Name permanence
Xarray Datasets don't alter the names of the objects they store:
In [1]: import xarray as xr
In [2]: da = xr.DataArray(name="b")
In [3]: ds = xr.Dataset()
In [4]: ds['a'] = da
In [5]: ds["a"].name
Out[5]: 'a'
In [6]: da.name
Out[6]: 'b'
After #41 (and #115 ensures it) then DataTree objects behave similarly for data variables they store
In [7]: from datatree import DataTree
In [8]: root = DataTree()
In [9]: root["a"] = da
In [10]: root["a"].name
Out[10]: 'a'
In [11]: da.name
Out[11]: 'b'
However, currently DataTree objects do alter the name of child DataTree nodes that they store.
In [12]: subtree = DataTree(name="b")
In [13]: root = DataTree()
In [14]: root["a"] = subtree
In [15]: root["a"].name
Out[15]: 'a'
In [16]: subtree.name
Out[16]: 'a'
I noticed this in #115, but fixing it might be a bit complex.
The reason fixing this is complicated is that Dataset doesn't actually store DataArray objects, instead it stores lower-level Variable objects, which are unnamed. It then recreates a new DataArray object when __getitem__ is called.
Implementing a similar solution with DataTree objects would require DataTree to not store other DataTree objects, but instead store a lower-level unnamed node object. Then when DataTree.__getitem__ was called we would recreate a new DataTree object from the underlying node object.

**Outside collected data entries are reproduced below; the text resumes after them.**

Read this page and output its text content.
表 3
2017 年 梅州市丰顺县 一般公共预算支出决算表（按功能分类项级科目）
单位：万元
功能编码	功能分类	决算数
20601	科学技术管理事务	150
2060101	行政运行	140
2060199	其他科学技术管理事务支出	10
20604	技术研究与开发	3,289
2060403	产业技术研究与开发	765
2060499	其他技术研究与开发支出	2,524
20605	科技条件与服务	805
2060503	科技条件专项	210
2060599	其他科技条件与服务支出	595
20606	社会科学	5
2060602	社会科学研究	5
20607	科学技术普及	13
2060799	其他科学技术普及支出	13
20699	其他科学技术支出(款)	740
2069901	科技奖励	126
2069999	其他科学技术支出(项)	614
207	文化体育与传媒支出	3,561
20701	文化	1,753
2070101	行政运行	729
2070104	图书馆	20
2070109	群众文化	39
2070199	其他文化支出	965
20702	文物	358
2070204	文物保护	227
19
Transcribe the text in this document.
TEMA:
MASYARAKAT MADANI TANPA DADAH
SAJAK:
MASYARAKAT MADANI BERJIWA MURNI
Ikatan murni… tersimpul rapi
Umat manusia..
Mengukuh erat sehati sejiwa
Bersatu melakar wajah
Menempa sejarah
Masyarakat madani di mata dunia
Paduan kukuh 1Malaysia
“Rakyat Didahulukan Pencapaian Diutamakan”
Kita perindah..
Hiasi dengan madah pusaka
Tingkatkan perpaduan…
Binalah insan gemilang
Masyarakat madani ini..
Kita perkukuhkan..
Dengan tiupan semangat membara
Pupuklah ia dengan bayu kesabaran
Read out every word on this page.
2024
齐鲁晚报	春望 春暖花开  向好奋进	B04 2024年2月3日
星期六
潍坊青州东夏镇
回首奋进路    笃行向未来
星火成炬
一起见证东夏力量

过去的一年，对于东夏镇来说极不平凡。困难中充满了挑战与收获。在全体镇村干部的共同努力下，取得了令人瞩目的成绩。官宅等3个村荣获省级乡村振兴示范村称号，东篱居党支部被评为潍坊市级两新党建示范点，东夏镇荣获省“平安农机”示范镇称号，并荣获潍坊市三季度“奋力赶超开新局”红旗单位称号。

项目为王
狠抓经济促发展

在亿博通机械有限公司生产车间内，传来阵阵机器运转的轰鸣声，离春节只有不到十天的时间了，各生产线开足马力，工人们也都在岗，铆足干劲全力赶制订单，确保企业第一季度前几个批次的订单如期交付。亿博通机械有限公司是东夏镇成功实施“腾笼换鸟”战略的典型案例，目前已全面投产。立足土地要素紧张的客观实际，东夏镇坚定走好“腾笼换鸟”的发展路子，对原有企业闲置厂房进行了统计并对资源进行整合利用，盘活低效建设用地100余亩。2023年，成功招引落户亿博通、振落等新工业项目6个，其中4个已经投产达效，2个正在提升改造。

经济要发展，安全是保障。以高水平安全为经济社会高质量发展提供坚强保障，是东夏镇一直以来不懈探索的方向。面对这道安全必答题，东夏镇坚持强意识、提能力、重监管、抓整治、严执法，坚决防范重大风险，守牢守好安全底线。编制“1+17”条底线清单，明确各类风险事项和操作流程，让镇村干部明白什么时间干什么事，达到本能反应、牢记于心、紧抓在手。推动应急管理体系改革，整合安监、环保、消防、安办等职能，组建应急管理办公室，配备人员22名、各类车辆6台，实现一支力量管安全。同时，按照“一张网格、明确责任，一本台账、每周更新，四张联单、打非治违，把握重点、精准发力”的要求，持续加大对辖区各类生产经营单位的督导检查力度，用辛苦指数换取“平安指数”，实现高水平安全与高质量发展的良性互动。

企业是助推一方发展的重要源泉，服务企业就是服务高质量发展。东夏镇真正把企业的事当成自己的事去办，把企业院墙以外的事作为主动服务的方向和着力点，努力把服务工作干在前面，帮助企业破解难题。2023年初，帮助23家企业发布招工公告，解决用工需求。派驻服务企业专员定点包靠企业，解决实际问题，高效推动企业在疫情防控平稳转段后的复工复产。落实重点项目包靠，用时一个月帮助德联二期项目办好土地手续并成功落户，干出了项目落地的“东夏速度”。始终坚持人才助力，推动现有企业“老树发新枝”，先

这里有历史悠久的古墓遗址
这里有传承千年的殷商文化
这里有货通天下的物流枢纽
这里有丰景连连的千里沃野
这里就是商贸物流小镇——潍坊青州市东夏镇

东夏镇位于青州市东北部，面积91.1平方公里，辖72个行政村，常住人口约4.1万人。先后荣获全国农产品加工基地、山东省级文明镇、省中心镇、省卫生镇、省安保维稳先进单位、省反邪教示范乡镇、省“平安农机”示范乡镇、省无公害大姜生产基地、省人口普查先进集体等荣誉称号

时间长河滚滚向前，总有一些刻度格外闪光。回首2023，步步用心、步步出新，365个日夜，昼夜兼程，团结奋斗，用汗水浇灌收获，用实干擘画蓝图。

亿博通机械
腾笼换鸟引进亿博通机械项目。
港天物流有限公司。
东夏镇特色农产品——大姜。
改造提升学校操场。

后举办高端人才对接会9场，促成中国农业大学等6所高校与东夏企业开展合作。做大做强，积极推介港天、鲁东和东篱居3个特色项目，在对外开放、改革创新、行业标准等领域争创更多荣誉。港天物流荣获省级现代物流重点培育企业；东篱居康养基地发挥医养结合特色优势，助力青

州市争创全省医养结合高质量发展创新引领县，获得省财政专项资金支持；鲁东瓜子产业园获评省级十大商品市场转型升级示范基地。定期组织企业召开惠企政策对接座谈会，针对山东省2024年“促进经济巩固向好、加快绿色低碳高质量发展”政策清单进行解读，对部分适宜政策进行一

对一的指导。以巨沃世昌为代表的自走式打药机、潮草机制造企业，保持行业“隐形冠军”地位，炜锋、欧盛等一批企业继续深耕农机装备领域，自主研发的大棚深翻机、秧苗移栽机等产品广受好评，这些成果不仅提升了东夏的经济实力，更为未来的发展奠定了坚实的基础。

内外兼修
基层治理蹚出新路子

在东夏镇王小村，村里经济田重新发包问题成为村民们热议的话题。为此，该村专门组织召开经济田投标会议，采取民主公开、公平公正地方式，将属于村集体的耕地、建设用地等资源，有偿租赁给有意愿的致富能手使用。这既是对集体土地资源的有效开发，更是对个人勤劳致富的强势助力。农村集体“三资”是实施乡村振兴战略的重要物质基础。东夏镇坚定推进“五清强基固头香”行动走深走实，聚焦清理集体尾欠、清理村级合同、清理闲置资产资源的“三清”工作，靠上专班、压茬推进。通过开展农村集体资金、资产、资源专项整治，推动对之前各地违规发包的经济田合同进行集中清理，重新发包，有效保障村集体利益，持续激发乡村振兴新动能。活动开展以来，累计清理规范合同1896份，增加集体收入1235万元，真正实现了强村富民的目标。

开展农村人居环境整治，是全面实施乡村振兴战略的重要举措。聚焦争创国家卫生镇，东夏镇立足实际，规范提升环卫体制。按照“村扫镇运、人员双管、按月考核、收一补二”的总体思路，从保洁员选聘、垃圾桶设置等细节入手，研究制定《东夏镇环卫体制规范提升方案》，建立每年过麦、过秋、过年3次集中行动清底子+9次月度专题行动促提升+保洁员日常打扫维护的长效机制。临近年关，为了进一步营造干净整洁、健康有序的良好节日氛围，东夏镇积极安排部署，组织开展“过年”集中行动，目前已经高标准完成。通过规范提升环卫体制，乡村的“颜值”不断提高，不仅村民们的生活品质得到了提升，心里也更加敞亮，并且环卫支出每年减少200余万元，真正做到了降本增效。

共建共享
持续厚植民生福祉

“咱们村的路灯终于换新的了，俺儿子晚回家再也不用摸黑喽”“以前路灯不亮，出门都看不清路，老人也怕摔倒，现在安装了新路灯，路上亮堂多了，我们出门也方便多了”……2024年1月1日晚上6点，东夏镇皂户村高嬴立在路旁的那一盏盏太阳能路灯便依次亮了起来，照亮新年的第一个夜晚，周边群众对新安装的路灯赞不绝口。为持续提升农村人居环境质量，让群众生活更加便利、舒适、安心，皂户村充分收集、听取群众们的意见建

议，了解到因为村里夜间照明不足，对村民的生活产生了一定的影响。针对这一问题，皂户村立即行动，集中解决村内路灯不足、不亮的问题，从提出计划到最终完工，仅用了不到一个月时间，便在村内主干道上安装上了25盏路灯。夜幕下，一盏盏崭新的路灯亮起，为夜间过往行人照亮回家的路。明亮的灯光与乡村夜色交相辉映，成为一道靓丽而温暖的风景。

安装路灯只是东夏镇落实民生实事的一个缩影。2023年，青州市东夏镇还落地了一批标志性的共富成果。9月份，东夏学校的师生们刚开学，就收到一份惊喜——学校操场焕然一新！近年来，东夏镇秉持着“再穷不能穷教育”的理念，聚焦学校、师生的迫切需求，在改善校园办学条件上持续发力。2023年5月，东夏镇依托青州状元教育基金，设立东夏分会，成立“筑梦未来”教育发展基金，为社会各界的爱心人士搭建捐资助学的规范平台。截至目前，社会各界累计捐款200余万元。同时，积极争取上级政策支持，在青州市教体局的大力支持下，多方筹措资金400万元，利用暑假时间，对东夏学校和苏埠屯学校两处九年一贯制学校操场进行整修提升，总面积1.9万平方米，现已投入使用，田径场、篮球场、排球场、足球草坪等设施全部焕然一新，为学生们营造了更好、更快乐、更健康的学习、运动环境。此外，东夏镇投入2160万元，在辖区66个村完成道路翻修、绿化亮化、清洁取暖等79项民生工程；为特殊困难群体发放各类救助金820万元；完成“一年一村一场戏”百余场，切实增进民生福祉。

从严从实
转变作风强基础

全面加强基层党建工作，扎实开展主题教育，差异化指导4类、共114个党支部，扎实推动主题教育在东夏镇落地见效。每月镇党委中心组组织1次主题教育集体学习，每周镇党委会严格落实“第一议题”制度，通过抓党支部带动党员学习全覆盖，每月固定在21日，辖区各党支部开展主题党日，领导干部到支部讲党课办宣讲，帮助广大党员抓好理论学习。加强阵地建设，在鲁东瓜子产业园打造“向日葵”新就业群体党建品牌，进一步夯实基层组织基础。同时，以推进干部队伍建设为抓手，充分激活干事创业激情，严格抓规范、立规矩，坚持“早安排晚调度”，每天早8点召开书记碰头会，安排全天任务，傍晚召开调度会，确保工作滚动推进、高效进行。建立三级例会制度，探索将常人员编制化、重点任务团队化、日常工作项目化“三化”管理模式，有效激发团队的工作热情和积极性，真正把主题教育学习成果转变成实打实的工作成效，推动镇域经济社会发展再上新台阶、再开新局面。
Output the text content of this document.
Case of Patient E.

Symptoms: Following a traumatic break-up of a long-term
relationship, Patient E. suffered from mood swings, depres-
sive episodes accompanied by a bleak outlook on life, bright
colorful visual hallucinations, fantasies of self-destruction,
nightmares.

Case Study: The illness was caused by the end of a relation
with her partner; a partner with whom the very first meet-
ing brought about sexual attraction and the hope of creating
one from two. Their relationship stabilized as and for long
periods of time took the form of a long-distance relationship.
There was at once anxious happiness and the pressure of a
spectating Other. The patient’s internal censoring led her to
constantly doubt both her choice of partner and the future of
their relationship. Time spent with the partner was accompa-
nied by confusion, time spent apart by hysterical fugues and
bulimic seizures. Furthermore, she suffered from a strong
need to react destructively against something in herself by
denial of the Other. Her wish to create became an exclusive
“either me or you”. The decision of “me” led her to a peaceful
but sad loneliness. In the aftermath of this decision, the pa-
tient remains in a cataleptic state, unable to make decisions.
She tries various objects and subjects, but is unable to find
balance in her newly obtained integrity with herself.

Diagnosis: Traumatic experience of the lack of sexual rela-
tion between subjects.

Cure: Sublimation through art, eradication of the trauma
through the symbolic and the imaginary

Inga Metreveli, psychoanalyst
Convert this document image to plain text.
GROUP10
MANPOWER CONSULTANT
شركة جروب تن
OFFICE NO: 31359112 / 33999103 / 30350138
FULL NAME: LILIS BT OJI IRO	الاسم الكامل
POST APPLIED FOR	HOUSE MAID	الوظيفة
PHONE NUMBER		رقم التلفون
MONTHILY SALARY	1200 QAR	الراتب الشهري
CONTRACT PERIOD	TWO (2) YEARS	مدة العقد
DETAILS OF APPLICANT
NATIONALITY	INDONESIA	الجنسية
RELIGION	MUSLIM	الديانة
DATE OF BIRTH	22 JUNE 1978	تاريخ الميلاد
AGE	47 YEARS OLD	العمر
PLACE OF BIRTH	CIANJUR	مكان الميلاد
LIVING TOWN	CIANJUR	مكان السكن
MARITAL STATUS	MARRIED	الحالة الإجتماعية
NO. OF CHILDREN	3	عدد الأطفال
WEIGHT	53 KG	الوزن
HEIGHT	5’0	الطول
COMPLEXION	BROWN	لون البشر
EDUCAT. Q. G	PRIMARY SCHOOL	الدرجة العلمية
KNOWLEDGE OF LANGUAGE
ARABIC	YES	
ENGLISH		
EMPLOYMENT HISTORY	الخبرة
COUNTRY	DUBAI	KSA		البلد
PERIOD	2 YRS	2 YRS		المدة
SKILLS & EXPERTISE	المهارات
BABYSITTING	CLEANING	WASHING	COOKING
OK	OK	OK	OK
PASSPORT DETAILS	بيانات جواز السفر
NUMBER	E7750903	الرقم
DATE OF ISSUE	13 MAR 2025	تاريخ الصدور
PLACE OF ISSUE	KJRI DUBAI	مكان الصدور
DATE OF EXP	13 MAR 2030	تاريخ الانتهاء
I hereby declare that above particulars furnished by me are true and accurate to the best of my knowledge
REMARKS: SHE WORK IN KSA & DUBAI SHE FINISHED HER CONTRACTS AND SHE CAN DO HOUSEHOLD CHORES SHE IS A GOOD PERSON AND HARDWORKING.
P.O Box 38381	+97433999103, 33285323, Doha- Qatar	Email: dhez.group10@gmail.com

I'm trying to think about whether that design might cause any other consistency problems though...
@shoyer wondering if you have an opinions on this? Do you think this name behaviour is a subtle but important feature of xarray or a unimportant detail?
I do think this behavior is important. I would definitely consider alternative data structures for internal storage.
Okay I think a design like this would work, where DataNode is analogous to Variable in that it's a private internal class that contains data but doesn't know it's own name.
Notice that you could technically have an entire tree of only DataNodes (because they still store the names of children via dict keys), but we would ensure the user always gets returned a DataTree which points to DataNodes.
from typing import TypeVar, Generic, Optional, OrderedDict, Dict, Mapping, Hashable, Any, Union
from xarray.core.variable import Variable
from xarray.core.utils import Frozen
Tree = TypeVar("Tree", bound="TreeNode")
class TreeNode(Generic[Tree]):
"""Unnamed tree node"""
_parent: Optional[Tree]
_children: OrderedDict[str, Tree]
@property
def children(self) -> Mapping[str, Tree]:
return Frozen(self._children)
class NamedNodeMixin:
"""
Enables a node to know its own name.
Implements path-like relationships to other nodes in its tree.
"""
_name: Optional[str]
@property
def name(self) -> Union[str, None]:
"""The name of this node."""
return self._name
@property
def path(self) -> str:
...
def relative_to(self: NamedNodeMixin, other: NamedNodeMixin) -> str:
...
class DataNode(TreeNode, Generic[Tree]):
"""Unnamed tree node which also stores data."""
# TODO this could potentially inherit from Dataset?
_parent: Optional[DataNode]
_children: OrderedDict[str, DataNode]
_variables: Dict[Hashable, Variable]
...
class DataTree(DataNode, NamedNodeMixin, Generic[Tree]):
_name: Optional[str]
_parent: Optional[DataTree]
_children: OrderedDict[str, DataNode]
_variables: Dict[Hashable, Variable]
...
@property
def children(self) -> Mapping[str, DataTree]:
children_as_datatrees = {
name: DataTree._construct_from_datanode(
name=name, datanode=child,
)
for name, child in self._children
}
return Frozen(children_as_datatrees)
@classmethod
def _construct_direct(
cls,
name: str | None = None,
parent: DataTree | None = None,
children: OrderedDict[str, DataNode] = None,
variables: dict[Any, Variable] = None,
) -> DataTree:
"""Shortcut around __init__ for internal use when we want to skip costly validation."""
...
@classmethod
def _construct_from_datanode(cls, name: str, datanode: DataNode) -> DataTree:
return DataTree._construct_direct(
name=name,
parent=datanode._parent,
children=datanode._children,
variables=datanode._variables,
)
def _construct_datatree(self, name: str) -> DataTree:
"""Used when a single child node is requested"""
child_datanode = self._children[name]
return DataTree._construct_from_datanode(name=name, datanode=child_datanode)
Alternatively Stephan suggested today that this might be achieved just by ensuring that group insertion occurs by making a shallow copy instead.